[following from comment trail]
Hi, it may be your lucky day because I have been processing other microarray studies all morning. Here is how you could process this (after you download the CEL files and unzip them):
[note that you may be asked to install one or both of these packages, while you'll notice another being automatically downloaded when you run rma()
]
# workspace setup
require(oligo)
require(drosophila2.db)
gseID <- 'GSE21344'
# read in and prepare data
# raw CEL files
message('--loading CEL files for ', gseID)
raw <- read.celfiles(
filenames = list.files('GSE21344_RAW/', pattern = '*cel', full.names = TRUE),
sampleNames = gsub('\\.cel$', '', list.files('GSE21344_RAW/', pattern = '*cel')))
# RMA
message('--RMA normalising...')
gset <- rma(raw)
message('--Done.')
gset <- exprs(gset)
probes <- rownames(gset)
samIDs <- colnames(gset)
# annotate
annotLookup <- select(drosophila2.db, keys = probes,
columns = c('PROBEID', 'ENSEMBL', 'SYMBOL'))
# remove probes with any NA mapping
annotLookup <- annotLookup[!is.na(annotLookup$ENSEMBL) & !is.na(annotLookup$SYMBOL),]
annotLookup <- annotLookup[!duplicated(annotLookup$PROBEID),]
# look up the ensembl ID and gene symbol
probes <- probes[which(probes %in% annotLookup$PROBEID)]
gset <- gset[probes,]
all(rownames(gset)==probes)
all(probes == annotLookup[match(probes, annotLookup$PROBEID),'PROBEID'])
geneid <- annotLookup[match(probes, annotLookup$PROBEID),'SYMBOL']

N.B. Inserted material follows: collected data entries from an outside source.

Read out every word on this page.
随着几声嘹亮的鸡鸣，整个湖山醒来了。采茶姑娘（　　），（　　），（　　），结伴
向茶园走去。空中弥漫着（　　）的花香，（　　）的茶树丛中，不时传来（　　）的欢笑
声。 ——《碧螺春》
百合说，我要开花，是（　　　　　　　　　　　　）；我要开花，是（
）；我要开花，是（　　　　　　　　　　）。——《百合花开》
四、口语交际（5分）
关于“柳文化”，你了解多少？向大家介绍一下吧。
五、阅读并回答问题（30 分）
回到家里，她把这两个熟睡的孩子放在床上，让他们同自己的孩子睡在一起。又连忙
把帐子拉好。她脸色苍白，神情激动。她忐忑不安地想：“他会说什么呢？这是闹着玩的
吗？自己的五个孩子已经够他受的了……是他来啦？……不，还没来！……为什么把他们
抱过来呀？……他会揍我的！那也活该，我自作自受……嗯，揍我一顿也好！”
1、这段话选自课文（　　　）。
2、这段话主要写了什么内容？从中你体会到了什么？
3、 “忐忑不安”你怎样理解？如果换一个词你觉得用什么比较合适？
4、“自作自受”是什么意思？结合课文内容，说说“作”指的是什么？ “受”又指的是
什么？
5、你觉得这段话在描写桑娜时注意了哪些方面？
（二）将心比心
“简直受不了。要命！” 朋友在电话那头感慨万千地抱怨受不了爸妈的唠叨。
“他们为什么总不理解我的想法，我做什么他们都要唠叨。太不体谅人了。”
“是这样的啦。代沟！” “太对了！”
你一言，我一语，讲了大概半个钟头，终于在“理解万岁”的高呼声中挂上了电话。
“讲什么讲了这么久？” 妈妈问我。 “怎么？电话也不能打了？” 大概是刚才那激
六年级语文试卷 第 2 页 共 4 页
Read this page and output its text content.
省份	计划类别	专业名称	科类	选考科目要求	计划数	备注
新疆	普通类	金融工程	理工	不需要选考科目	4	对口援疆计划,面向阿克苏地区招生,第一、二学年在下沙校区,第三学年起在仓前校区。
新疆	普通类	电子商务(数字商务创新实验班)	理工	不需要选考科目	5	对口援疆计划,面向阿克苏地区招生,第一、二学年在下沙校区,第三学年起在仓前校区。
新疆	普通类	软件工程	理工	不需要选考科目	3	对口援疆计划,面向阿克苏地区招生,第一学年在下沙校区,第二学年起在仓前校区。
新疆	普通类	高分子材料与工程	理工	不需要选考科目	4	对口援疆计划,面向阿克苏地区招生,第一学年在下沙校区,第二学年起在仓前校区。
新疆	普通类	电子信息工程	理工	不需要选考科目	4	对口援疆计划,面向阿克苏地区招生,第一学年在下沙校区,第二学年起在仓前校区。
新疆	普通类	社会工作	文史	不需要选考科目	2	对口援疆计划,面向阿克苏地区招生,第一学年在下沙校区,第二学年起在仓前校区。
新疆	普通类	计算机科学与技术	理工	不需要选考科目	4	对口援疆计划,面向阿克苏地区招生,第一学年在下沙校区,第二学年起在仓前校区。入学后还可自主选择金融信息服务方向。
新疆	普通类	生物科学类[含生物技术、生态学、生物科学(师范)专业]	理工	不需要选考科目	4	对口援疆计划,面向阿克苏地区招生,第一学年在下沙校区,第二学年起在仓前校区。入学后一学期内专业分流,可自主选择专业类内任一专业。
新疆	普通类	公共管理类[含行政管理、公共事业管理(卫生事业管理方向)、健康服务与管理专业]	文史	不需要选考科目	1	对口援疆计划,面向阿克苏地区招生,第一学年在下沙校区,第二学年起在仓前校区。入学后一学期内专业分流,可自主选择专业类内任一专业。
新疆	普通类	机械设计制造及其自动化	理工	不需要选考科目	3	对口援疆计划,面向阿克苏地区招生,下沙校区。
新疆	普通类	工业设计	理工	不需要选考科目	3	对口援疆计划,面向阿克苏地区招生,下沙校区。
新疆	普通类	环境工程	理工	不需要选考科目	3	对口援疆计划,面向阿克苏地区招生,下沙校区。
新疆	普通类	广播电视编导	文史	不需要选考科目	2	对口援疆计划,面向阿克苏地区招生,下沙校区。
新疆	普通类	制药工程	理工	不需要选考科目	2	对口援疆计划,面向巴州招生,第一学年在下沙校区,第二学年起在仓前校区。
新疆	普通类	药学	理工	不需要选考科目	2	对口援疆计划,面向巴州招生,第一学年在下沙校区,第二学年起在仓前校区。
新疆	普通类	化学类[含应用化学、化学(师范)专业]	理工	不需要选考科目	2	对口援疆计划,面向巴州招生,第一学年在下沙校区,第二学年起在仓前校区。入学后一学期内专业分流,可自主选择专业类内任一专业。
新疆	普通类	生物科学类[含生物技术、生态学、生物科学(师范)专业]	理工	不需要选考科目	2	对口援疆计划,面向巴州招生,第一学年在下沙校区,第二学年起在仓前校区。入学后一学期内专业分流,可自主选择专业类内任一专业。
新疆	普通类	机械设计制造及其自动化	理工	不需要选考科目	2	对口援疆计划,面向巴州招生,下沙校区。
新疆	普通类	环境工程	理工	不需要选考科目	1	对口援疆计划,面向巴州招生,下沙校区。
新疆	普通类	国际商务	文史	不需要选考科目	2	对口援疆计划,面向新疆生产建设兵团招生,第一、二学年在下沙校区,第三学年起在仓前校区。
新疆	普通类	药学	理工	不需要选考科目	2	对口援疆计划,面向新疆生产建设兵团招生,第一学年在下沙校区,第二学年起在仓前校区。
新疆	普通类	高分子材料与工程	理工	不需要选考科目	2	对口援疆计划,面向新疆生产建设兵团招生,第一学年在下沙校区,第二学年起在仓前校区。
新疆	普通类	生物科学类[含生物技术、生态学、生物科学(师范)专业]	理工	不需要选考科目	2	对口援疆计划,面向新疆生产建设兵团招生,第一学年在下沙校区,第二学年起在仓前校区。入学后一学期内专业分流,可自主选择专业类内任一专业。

ens <- annotLookup[match(probes, annotLookup$PROBEID),'ENSEMBL']
# finalise the dataset
final <- data.frame(ens = ens, symbol = geneid, gset)
head(final)
ens symbol GSM533369 GSM533370 GSM533371 GSM533372
1616608_a_at FBgn0001128 Gpdh1 3.075607 2.987812 3.121998 2.794935
1622892_s_at FBgn0035889 mkg-p 11.411883 11.415364 11.400395 11.779498
1622893_at FBgn0040736 IM3 3.061561 3.233674 3.483630 3.316230
1622894_at FBgn0034454 CG15120 3.930225 3.829407 3.770370 3.873030
1622895_at FBgn0052075 CG32075 10.966323 10.857122 10.971413 10.743497
1622896_at FBgn0038966 pinta 13.159087 13.212790 13.309891 13.335578
GSM533373 GSM533374 GSM533375 GSM533376 GSM533377 GSM533378
1616608_a_at 2.827791 2.918710 3.072793 3.108860 2.946866 3.167440
1622892_s_at 11.803834 11.717940 11.691620 11.720805 11.688627 11.429850
1622893_at 3.207360 3.162072 3.193889 3.101028 3.034796 3.258224
1622894_at 4.131397 3.974184 3.777796 3.719844 3.854079 3.788482
1622895_at 10.745481 10.780364 10.729215 10.632876 10.657724 11.078941
1622896_at 13.271371 13.348126 13.644451 13.747381 13.740111 11.819523
GSM533379 GSM533380 GSM533381 GSM533382 GSM533383 GSM533384
1616608_a_at 3.171195 3.078535 3.147919 3.067052 3.046781 3.056133
1622892_s_at 11.484802 11.503235 11.868650 11.820685 11.868820 11.618499
1622893_at 3.468744 3.510779 3.456605 3.573743 3.275730 2.915941
1622894_at 3.904618 3.906584 3.704304 3.772455 3.656190 3.888913
1622895_at 11.129996 11.103732 10.970281 10.920947 10.922826 10.798052
1622896_at 11.855323 11.790097 11.928086 11.896962 11.949402 12.527205
GSM533385 GSM533386
1616608_a_at 2.987426 2.987495
1622892_s_at 11.594103 11.531154
1622893_at 3.274847 3.020663
1622894_at 3.529930 3.878161
1622895_at 10.853586 10.790171
1622896_at 12.542879 12.492722
Hopefully you can retrieve the metadata to match these GSM IDs. Please check the GEO record.
Kevin
Hi,
The authors have not uploaded any processed expression data; so, you will have to re-process from the raw data CEL files, which are available. You can, of course, contact the authors to see if they can send to you the processed data.
You can see all files that are available here: https://ftp.ncbi.nlm.nih.gov/geo/series/GSE21nnn/GSE21344/
Kevin
Hi Kevin, this makes sense. I actually never re-processed microarray data from raw files. Do you know a good tutorial on this? (I looked before but did not find any I liked.) E
Hey again, I posted an answer below. Hopefully you can do the remainder of the analysis.